“And now?”
“Now I realize it was the best mistake I ever made.” I kiss him softly. “Every disaster you’ve caused, every ant invasion, every fire alarm, every chaotic moment that turned my perfectly ordered life upside down—they were all leading us here.”
Thatcher’s eyes are suspiciously bright. “So you’re saying I’m a Picture Perfect Mistake?”
“You’remyPicture Perfect Mistake,” I correct. “And I wouldn’t change a single thing.”
Thatcher pulls me down for a kiss that tastes like promises and forever. When we finally break apart, his smile could light up the entire city.
“Come on,” he says, tugging me toward the bathroom. “We have a family dinner to get to.”
I follow him out of the bedroom, my hand firmly clasped in his.
This is my life now. Chaos and color and a man who turned every mistake into something beautiful.
I wouldn’t have it any other way.
EPILOGUE
THATCHER
Eighteen months later
“Stop fidgeting,”Pierce murmurs against my neck, his hands working the buttons of my shirt from behind while I attempt to tame my hair in the bathroom mirror. “You look perfect.”
“I look like I’m about to throw up,” I counter, watching my reflection with growing horror. “Is it too late to cancel? I could fake food poisoning. Or an actual emergency. Do you think Alli would let me borrow one of her animals for a veterinary crisis?”
“You’re not canceling your own book launch.” Pierce finishes with my buttons and turns me around, his hands warm and steady on my shoulders. “This is your dream, remember?
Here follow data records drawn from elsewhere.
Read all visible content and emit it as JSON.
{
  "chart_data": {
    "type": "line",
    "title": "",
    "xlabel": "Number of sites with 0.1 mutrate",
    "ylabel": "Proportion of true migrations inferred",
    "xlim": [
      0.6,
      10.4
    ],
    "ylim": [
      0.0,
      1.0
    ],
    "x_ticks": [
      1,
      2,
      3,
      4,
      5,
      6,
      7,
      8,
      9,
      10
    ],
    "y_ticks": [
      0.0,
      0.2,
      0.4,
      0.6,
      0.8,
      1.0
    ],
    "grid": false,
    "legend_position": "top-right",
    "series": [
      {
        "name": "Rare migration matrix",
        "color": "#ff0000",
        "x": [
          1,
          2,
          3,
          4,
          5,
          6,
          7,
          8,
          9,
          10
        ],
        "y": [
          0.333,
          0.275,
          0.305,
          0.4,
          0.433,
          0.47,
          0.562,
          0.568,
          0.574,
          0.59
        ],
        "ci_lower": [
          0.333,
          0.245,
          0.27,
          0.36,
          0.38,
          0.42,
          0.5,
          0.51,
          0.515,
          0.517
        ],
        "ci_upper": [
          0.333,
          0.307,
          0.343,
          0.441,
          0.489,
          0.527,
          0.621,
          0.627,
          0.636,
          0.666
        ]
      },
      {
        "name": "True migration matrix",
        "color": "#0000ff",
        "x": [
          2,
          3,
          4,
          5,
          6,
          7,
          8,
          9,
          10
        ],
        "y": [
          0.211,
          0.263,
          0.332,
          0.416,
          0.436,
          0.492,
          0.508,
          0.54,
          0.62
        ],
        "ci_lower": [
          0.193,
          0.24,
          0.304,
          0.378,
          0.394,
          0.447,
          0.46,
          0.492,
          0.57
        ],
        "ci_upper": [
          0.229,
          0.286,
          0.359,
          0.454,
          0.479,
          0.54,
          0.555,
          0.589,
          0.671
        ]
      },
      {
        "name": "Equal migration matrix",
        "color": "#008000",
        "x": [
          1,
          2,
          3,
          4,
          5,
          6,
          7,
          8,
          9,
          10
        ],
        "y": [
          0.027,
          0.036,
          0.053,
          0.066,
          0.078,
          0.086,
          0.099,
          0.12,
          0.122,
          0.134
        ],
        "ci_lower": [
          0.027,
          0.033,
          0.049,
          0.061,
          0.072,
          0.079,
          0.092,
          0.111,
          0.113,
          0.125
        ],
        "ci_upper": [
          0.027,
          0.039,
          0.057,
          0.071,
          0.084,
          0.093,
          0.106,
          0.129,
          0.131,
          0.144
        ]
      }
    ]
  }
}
The one you’ve been working toward your entire life.”
“Dreams are terrifying when they actually come true.”
He silences my panic with a kiss that starts gentle but quickly deepens into something that makes my knees weak. His hands slide into my hair, thoroughly destroying the styling I just attempted, and I can’t bring myself to care.
“Better?” he asks when we finally break apart.
“Mmm. Maybe we should skip the party entirely. Stay here. Celebrate privately.”
“Nice try.” But he’s smiling as he reaches for my tie, looping it around my neck. “Your publisher would murder us both. And your family would break down the door.”
“They do have a history of that.”
Pierce laughs, the sound warm and familiar. A year of living together, and I still haven’t gotten tired of making him laugh. I hope I never do.
Our apartment—because it’s ours now, not just his—looks nothing like the monochrome museum I first walked into. Color explodes from every corner: my artwork on the walls, rainbow throw pillows on the couch, a gallery of photos from our first year together arranged above the fireplace. Pierce’s architecture books share shelf space with my art supplies, and somewhere in the chaos, we’ve built a home.
Our time apart was painful, but as it turned out, it was necessary. Thornton had assumed correctly that something was happening between Pierce and me. By the time he tried to gather evidence, we had already broken up and weren’t spending any time together.
The PI Lior hired to keep an eye on James and Thornton discovered that they’d hired someone to follow Pierce and me. With the gathered evidence, we threatened James with legal action if he didn’t leave us alone.
That was the last time we heard from him.
“Ready?” Pierce asks, handing me my jacket.
“No. But let’s go anyway.”
We’re almost out the door when I remember my portfolio with the original sketches that became my book, which my publisher wants to display at the launch. I rush back to grab it from the coffee table, not noticing the glass of water I left precariously close to the edge.
Pierce’s hand shoots out and catches the glass a millisecond before I knock it directly onto the leather portfolio case.